This Trigger Pointreview contains spoilers.
If you were a Met officer who was secretly (and – credit where it’s due – successfully) orchestrating a cross-London terror campaign right under the nose of your employers, would you leave your work locker stuffed with evidence pointing your way? Unlikely. If that A to Z doesn’t just turn out to be John Hudson doing his homework like a good little bomb disposal expert, it’s likely been planted. But by whom?
The top suspect has to be Thom Youngblood, a man who’ll ruin a takeaway by asking you to move in with him halfway through the Peshwari naan. There’s currently zero evidence against Thom. He’s only a suspect according to the rules of the TV thriller, which state that the character least likely to have done it but in the most scenes with the lead by the end of episode three is probably your guy. Even if Thom’s innocent, there’s definitely something wrong with someone who’d eat their tea staring at a cooker hood instead of the stunning view from his flat. What’s your problem, Thom? London skyline too spectacular for you?
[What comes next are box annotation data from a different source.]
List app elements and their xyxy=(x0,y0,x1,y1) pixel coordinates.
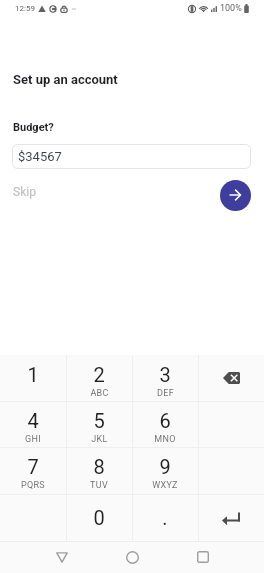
button[interactable]: 7 xyxy=(0,447,66,494)
button[interactable]: 6 xyxy=(132,401,198,447)
staticText: 9 xyxy=(159,455,171,478)
button[interactable] xyxy=(198,494,264,541)
staticText: MNO xyxy=(154,434,176,445)
staticText: TUV xyxy=(90,480,108,491)
staticText: Set up an account xyxy=(13,72,118,87)
staticText: 0 xyxy=(93,506,105,529)
staticText: JKL xyxy=(91,434,108,445)
staticText: 1 xyxy=(27,363,39,386)
button[interactable] xyxy=(198,355,264,401)
button[interactable]: 3 xyxy=(132,355,198,401)
staticText: . xyxy=(162,506,168,529)
staticText: 2 xyxy=(93,363,105,386)
staticText: DEF xyxy=(157,388,174,399)
button[interactable]: Next xyxy=(220,180,251,211)
button[interactable]: . xyxy=(132,494,198,541)
button[interactable]: 8 xyxy=(66,447,132,494)
staticText: Budget? xyxy=(13,121,54,134)
button[interactable]: 5 xyxy=(66,401,132,447)
button[interactable]: Home xyxy=(115,541,149,573)
button[interactable]: 9 xyxy=(132,447,198,494)
staticText: $34567 xyxy=(18,149,62,164)
staticText: 100% xyxy=(220,3,242,14)
button[interactable]: 0 xyxy=(66,494,132,541)
staticText: ABC xyxy=(90,388,109,399)
staticText: 12:59 xyxy=(15,4,35,13)
staticText: GHI xyxy=(25,434,41,445)
staticText: 3 xyxy=(159,363,171,386)
staticText: 6 xyxy=(159,409,171,432)
staticText: 7 xyxy=(27,455,39,478)
staticText: 4 xyxy=(27,409,39,432)
button[interactable]: 4 xyxy=(0,401,66,447)
button[interactable]: 1 xyxy=(0,355,66,401)
button[interactable]: Recents xyxy=(186,541,220,573)
staticText: PQRS xyxy=(21,480,45,491)
button[interactable]: 2 xyxy=(66,355,132,401)
staticText: 5 xyxy=(93,409,105,432)
button[interactable]: Back xyxy=(45,541,79,573)
staticText: WXYZ xyxy=(152,480,178,491)
staticText: 8 xyxy=(93,455,105,478)
button[interactable]: Skip xyxy=(13,185,36,199)
button[interactable]: $34567 xyxy=(12,144,251,169)
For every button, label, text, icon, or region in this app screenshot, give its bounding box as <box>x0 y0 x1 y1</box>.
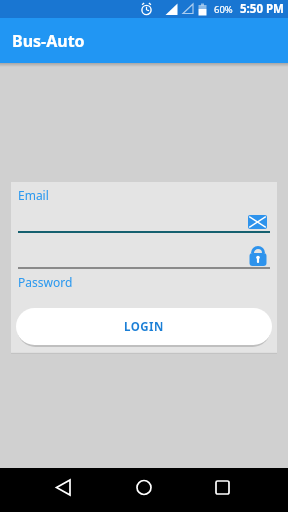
button[interactable] <box>192 468 288 512</box>
button[interactable] <box>96 468 192 512</box>
button[interactable]: LOGIN <box>16 308 272 345</box>
staticText: 5:50 PM <box>240 1 284 17</box>
button[interactable] <box>0 468 96 512</box>
staticText: 60% <box>214 3 233 16</box>
staticText: Bus-Auto <box>12 30 85 52</box>
staticText: Email <box>18 187 49 203</box>
staticText: Password <box>18 274 73 290</box>
staticText: LOGIN <box>124 319 164 335</box>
Trigger Point continued to rumble on bumpily in episode three, much in the way of a bomb disposal robot struggling along uneven ground. After the mosque cliff-hanger ended with a bang and not in the good way, the episode sluggishly followed a spiralling Wash going about her business. She sat in a meeting, went for a run, met an enormous dog, played pool and swapped war stories with Karl, got called in by bomb data Sonya for conversations that could definitely have been phone calls, and bailed out her racist little brother, who’d been arrested taking out his frustration on the window of the local halal butcher.